RAG (Retrieval-Augmented Generation)
A technique that combines document retrieval with AI generation to ground responses in factual data.
RAG solves the hallucination problem by retrieving relevant documents before generating a response.
The workflow: 1. User asks a question. 2. Embed the question and search a vector database of documents. 3. Retrieve the k-most-relevant documents. 4. Pass the question + retrieved documents to the language model. 5. Model generates an answer grounded in those documents.
Why it matters: RAG decouples the model's knowledge from its parameters. You can update the document database without retraining. It works for company-specific Q&A, research synthesis, and any task where accuracy matters more than creativity.

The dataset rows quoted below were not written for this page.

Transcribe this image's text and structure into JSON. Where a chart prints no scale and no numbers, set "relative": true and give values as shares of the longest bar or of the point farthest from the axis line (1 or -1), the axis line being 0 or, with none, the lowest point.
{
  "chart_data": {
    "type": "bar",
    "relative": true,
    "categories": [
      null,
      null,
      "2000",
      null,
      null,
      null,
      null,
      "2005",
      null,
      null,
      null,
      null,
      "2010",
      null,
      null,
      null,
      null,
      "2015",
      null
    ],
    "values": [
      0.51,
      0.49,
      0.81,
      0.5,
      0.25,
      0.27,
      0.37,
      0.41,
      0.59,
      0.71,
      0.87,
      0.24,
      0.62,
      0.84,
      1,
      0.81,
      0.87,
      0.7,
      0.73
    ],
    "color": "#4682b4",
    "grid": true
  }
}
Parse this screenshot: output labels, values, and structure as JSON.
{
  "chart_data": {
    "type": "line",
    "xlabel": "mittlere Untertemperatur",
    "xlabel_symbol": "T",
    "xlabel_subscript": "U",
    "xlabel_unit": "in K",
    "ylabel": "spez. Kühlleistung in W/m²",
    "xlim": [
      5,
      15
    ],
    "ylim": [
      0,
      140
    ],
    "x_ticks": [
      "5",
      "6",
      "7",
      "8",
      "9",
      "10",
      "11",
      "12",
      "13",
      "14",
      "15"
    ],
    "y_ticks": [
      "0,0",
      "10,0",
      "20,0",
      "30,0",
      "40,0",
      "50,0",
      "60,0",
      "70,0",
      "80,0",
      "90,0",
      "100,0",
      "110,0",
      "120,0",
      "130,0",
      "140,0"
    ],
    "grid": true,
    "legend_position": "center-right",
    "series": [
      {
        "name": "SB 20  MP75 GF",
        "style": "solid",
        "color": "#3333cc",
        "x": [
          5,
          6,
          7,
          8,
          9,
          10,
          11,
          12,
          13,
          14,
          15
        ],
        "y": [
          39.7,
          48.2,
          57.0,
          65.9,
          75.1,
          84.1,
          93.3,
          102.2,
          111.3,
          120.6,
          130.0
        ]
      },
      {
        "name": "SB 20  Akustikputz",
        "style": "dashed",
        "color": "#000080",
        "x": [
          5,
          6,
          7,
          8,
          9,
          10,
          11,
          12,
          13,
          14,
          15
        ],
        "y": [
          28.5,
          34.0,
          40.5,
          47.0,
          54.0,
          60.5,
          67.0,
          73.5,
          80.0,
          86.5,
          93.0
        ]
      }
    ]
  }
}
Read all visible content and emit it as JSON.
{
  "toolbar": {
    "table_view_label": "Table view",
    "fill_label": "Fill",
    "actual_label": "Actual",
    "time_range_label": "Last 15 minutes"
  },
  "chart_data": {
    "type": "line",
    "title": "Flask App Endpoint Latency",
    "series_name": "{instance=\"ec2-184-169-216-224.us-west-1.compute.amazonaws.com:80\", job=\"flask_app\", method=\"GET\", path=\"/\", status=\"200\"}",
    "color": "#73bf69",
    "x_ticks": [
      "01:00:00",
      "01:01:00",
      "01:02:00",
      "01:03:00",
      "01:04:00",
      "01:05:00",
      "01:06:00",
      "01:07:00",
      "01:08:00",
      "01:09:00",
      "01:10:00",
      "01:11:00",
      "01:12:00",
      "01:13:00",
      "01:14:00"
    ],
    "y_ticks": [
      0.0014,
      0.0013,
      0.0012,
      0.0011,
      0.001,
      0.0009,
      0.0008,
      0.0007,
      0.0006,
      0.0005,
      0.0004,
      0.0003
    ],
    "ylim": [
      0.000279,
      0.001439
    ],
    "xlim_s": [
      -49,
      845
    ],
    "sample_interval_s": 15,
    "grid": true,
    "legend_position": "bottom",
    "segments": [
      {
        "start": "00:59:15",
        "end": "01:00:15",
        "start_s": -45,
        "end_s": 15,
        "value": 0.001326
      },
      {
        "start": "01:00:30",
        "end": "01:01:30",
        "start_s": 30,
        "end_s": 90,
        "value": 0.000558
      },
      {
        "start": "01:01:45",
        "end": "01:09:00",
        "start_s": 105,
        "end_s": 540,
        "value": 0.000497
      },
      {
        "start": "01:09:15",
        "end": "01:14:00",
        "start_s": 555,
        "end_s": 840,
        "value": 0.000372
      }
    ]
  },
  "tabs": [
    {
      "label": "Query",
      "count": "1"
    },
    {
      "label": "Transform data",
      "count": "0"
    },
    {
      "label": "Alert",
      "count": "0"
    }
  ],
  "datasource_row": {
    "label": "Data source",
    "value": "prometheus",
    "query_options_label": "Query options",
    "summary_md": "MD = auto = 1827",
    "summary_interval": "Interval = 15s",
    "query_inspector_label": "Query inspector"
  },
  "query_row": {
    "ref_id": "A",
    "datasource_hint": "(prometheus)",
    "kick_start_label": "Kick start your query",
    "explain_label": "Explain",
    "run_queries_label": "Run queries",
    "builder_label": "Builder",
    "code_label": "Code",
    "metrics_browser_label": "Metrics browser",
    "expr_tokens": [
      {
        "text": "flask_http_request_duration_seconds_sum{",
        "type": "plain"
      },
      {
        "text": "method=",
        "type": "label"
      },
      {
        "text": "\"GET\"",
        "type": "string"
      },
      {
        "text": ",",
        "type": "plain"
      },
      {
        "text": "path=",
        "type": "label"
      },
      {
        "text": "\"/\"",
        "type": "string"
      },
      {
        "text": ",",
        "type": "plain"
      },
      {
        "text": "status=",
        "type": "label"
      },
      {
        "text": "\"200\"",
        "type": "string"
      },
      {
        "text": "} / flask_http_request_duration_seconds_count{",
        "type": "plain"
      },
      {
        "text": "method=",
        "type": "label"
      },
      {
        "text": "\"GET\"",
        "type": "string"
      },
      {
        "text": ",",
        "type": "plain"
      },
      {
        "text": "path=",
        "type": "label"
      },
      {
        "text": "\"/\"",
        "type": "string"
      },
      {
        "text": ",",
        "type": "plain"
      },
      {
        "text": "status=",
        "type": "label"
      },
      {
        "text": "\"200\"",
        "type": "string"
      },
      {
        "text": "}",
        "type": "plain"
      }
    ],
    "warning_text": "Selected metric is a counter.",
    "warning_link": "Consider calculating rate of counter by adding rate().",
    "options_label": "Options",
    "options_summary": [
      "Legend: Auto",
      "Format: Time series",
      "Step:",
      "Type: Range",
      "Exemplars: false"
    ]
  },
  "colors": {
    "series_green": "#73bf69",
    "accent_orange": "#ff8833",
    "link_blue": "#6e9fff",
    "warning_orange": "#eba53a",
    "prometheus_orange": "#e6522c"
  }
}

RAG is widely used in production—Perplexity, many enterprise AI assistants, and retrieval-heavy products rely on it. The tradeoff is latency—retrieval adds a round-trip to the vector database before generation.
Example
Without RAG: Ask "What's our return policy?" and the model hallucinates. With RAG: Retrieve your actual return policy document, then generate an answer from it.
Related terms
Grounding
Anchoring an AI's responses to factual data to reduce hallucination.
Embedding
A numerical representation of text (or other data) that captures meaning, enabling semantic search and comparison.
Vector Database
A specialized database optimized for storing and searching embeddings by similarity.